Watch this inspiring success story about a client’s recovery from addiction with the help of St. Mary’s services. He currently works at the front desk of the facility, where he “points people in the right direction.”


 

Sun River Health: Food Access Programs and Nutrition Services

Access to healthy and affordable food is critical to good health, and Sun River Health understands that many people in the neighborhoods it serves do not know where their next meal is coming from. Many Sun River Health centers offer direct local pantry services where anyone who needs healthy food can get it. Additionally, experts at Sun River’s health centers can help enroll clients in the Supplemental Nutrition Assistance Program (SNAP).

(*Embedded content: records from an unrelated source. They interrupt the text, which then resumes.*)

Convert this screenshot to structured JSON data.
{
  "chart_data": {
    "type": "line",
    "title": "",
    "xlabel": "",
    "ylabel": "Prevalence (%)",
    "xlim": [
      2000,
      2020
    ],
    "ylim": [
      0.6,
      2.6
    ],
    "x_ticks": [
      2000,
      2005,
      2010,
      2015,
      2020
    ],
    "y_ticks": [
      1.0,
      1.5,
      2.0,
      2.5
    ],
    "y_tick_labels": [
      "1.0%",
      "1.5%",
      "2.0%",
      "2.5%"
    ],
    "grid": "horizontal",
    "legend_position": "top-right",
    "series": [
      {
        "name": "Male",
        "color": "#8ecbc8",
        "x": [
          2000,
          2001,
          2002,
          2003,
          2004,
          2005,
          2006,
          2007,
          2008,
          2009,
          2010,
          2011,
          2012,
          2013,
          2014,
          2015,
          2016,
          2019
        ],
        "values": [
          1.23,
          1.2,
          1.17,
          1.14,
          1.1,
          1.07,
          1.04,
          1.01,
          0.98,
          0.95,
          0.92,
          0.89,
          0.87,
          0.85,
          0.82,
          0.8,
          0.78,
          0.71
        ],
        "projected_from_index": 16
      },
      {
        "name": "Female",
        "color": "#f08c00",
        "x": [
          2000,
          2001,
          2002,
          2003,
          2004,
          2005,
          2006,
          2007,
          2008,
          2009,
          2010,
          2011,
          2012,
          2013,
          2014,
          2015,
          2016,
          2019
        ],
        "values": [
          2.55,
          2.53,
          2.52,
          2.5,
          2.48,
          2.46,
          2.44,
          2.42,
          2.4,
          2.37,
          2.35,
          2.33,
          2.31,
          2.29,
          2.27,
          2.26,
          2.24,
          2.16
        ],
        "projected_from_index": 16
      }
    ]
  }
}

In addition to food pantries at select locations, Sun River Health offers other food security programs and partnerships including a network of community food pantry partners; food delivery during the pandemic; food stamp assistance; farm-fresh local produce; and food pickups for seniors and patients in Peekskill and Yonkers. Sun River Health also offers nutrition counseling, to help with weight maintenance; cardio-vascular health; prevention and management of diabetes, high cholesterol, and high blood pressure; and healthy pregnancies. The program includes a consultation with a nutritionist, a plan for healthy eating and exercise, physical training and therapy, stress management and other tools to take charge of nutrition and wellness.


 

VillageCare: A Robust COVID-19 Response

At the height of the pandemic, the VillageCare team delivered care packages to approximately 5,000 members who were at the highest risk of COVID-19. The care packages contained immunity booster c-packs, hand sanitizer, lip balm, masks, gloves and a magnet listing important health care numbers for members.

Along with the care packages, VillageCare implemented a cloud-based telephone system and automatic call distributor (ACD) platform that allowed better productivity and reliability for clients and members. The ACD platform improved the overall efficiency and member experience by enabling various communication channels including phone, email, chat, and call back.  The real-time dashboard, quality management tool and workforce optimizations suite provide the call center team with the ability to better manage member satisfaction.

Other actions taken by VillageCare during the COVID-19 pandemic included a dedicated staff to schedule COVID-19 vaccines; partnership with the city scheduling system and community-based organizations; participation in the City of New York COVID-19 home bound vaccination program, and a Member Newsletter, flyers and postcards highlighting facts and myths about the vaccine.



Thank you to all of our sponsor providers and to CHCs everywhere for their unwavering commitment to community health, especially during the COVID-19 pandemic!